Nicht einzusehen ist sodann, dass der Grundgedanke des Jugendstrafrechts der Berücksichtigung der früheren Verfehlung entgegenstehen und damit die Annahme eines Rückfalles im Sinne des Art. 59 Abs. 2 MFG verwehren sollte. Die schärfere Bestrafung des Rückfälligen hat ihren Grund einzig darin, dass der Täter sich durch die Vorstrafe nicht genügend abschrecken liess und neuerdings Schuld auf sich geladen hat (HAFTER, Allg. Teil, S. 368). Dies trifft unbekümmert darum zu, ob er die Tat als Jugendlicher oder als Erwachsener wiederholte.
Schliesslich lässt sich auch aus BGE 79 IV 1 ff. nichts für eine andere Betrachtungsweise ableiten. Damals war die Frage zu beurteilen, ob die Einschliessung eine Freiheitsstrafe sei, die den bedingten Strafvollzug nach Art. 41 Ziff. 1 Abs. 3 StGB ausschliesse. Darum geht es hier nicht. Zu entscheiden ist vielmehr, ob die Wiederholung einer gemäss Jugendstrafrecht geahndeten Tat nach Erreichung des 18. Altersjahrs den besondern Straftatbestand des Rückfalles im Sinne des Art. 59 Abs. 2 MFG begründe. Dies aber ist aus den angeführten Gründen zu bejahen.

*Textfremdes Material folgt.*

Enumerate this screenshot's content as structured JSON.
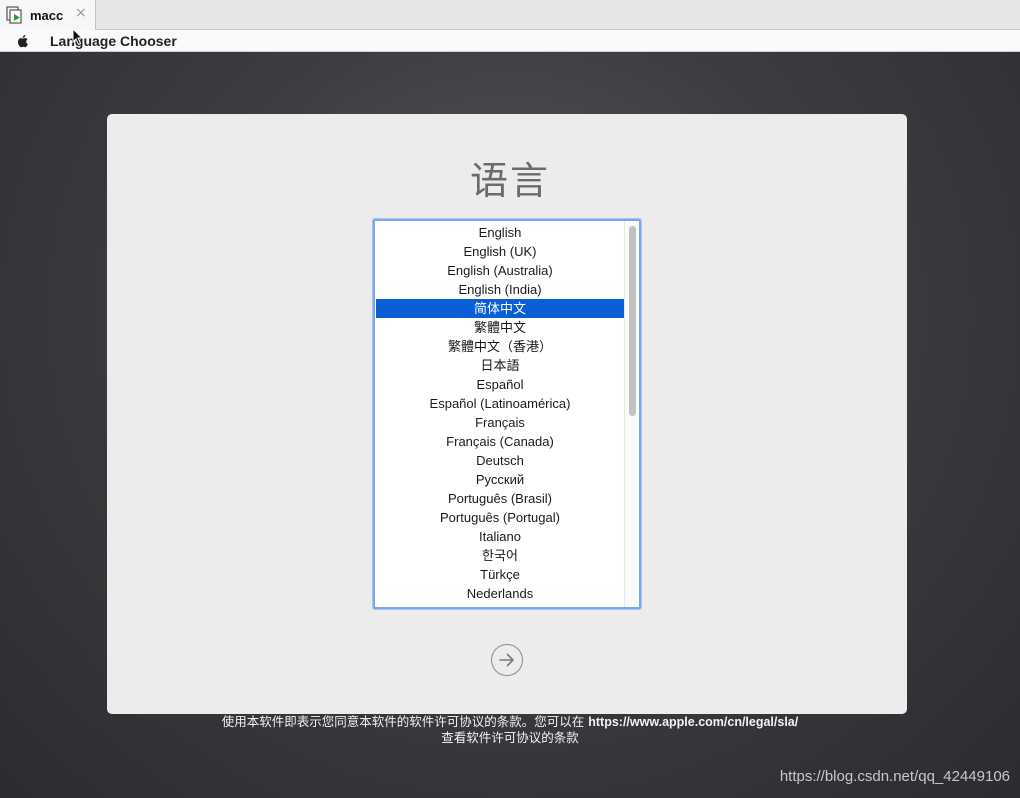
{
  "tab": {
    "label": "macc",
    "close": "×"
  },
  "menubar": {
    "app_name": "Language Chooser"
  },
  "title": "语言",
  "languages": [
    "English",
    "English (UK)",
    "English (Australia)",
    "English (India)",
    "简体中文",
    "繁體中文",
    "繁體中文（香港）",
    "日本語",
    "Español",
    "Español (Latinoamérica)",
    "Français",
    "Français (Canada)",
    "Deutsch",
    "Русский",
    "Português (Brasil)",
    "Português (Portugal)",
    "Italiano",
    "한국어",
    "Türkçe",
    "Nederlands"
  ],
  "selected_language": "简体中文",
  "license": {
    "line1_text": "使用本软件即表示您同意本软件的软件许可协议的条款。您可以在 ",
    "url": "https://www.apple.com/cn/legal/sla/",
    "line2": "查看软件许可协议的条款"
  },
  "watermark": "https://blog.csdn.net/qq_42449106",
  "icons": {
    "tab": "vm-play-icon",
    "menu": "apple-logo-icon",
    "next": "arrow-right-circle-icon",
    "cursor": "mouse-pointer-icon"
  },
  "colors": {
    "selection": "#0a5fd6",
    "focus_ring": "#7aa7e8",
    "vm_play_green": "#2e9e3e"
  }
}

Zu Bedenken besteht umsoweniger Anlass, als der Strafrahmen des Art. 59 Abs. 2 MFG erlaubt, den Besonderheiten des Einzelfalles und auch Billigkeitsgründen, wo sich solche stellen ( BGE 77 IV 109 , BGE 83 IV 175 ), in weitem Masse Rechnung zu tragen.

Dispositiv

Demnach erkennt der Kassationshof:
Die Nichtigkeitsbeschwerde wird gutgeheissen, das Urteil des Kantonsgerichtsausschusses von Graubünden vom 19. Februar 1962 aufgehoben und die Sache zur Bestrafung des Beschwerdegegners nach Art. 59 Abs. 2 MFG an die Vorinstanz zurückgewiesen.